One issue that recently came up in my life is how complex smartphones can be, and how many users aren’t really ready for the learning curve.
For the longest time, cell phones were just to make phone calls. You took them out of your pocket, dialed, and were able to talk to someone. Pretty simplistic, their function wasn’t hard to understand.
Then they added ways to dial people faster using short codes, or address books, and people either learned to use them, or ignored them. I know that on many of my previous cell phones, I never filled out the address book.
Today, phones are pretty much laptop computers that fit into your pocket, and unfortunately, they come with the same potential complexity, and many people aren’t tech savvy enough to figure them out.
Recently, I was at a pub with Tom, and I was asked to take a look at an Android phone because I currently run Android, and therefore must understand the operating system well enough. Unfortunately, the problem was related to the address book on the phone, something I haven’t spent much time with. After messing around with it myself, I quickly figured out the issue: contacts were being saved to different locations.
The phone had been set to not show contacts on the SIM card, and only show ones on the phone’s memory, but the default location to store new contacts was the SIM card. This meant that when the owner added a contact, she couldn’t find it.
She exclaimed that five or six other people had looked at the phone, including someone else with an Android phone, and none of them were able to figure it out.
I wasn’t too shocked though. There is so much fragmentation in the smart phone operating system world. Even within Android, I am unable to update to the latest version without downloading a custom ROM, a process that almost bricked my phone in a previous attempt.
There are potentially millions of people out in the world that don’t feel comfortable with technology and its continual advancements. They don’t intuitively know how to find where settings and menus are, and they feel frustrated, lost or stupid. The fact is that many smartphone operating systems are too complex for the average user.
While it is sometimes nice to have a laptop in my pocket that I can use for almost anything, including phone calls, the mass market may need something more simplistic to use, and so-called “dumbphones” are exiting the market fast. In a few more years, it will be rare to find a phone that isn’t using a smartphone operating system, and then what will these people do?

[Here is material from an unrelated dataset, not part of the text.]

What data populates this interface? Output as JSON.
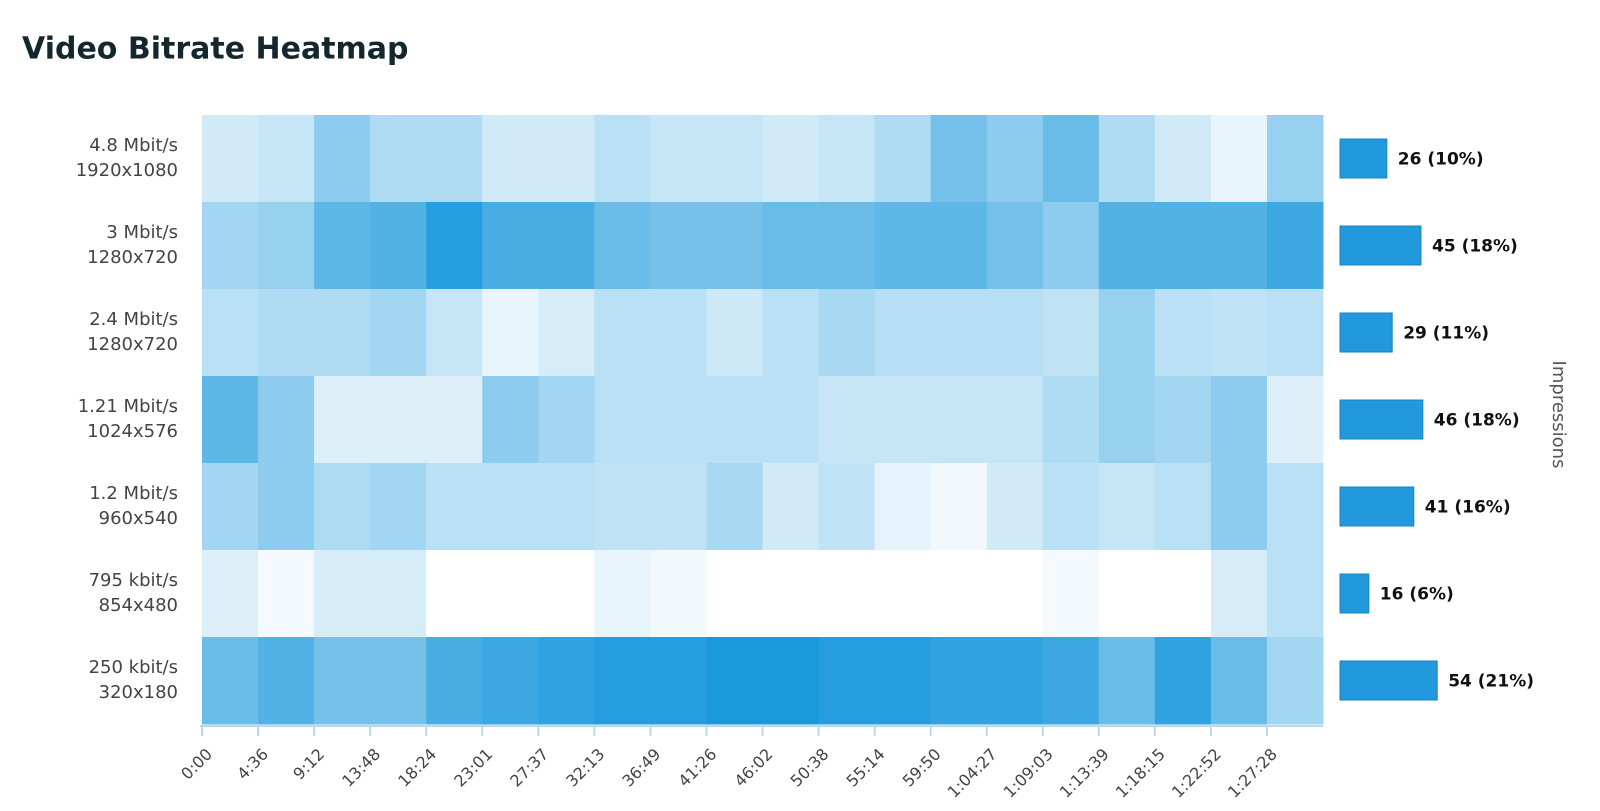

How long until every college and university is offering a paid course to better understand your smartphone? How long until computer repair shops are also supporting smart phone operating systems for forty dollars an hour? I don’t think people in general have wrapped their mind around all of this yet, and instead blame the carriers for the frustrations they experience.
It is an interesting problem, and while my geek reaction would be to tell these people to sit down and learn the basics of their phone through YouTube video searches, I think it is highly unlikely that most people will do this.
Many people exclaim that one operating system is easier to use than another, but I’ve never truly found that to be the case. Some are a bit more intuitive, and the learning curves might be different, but all operating systems have a shortcoming that can be frustrating to navigate around.
It will be interesting to see how people that aren’t tech savvy survive this change, or how businesses adapt to capitalize on this growing problem.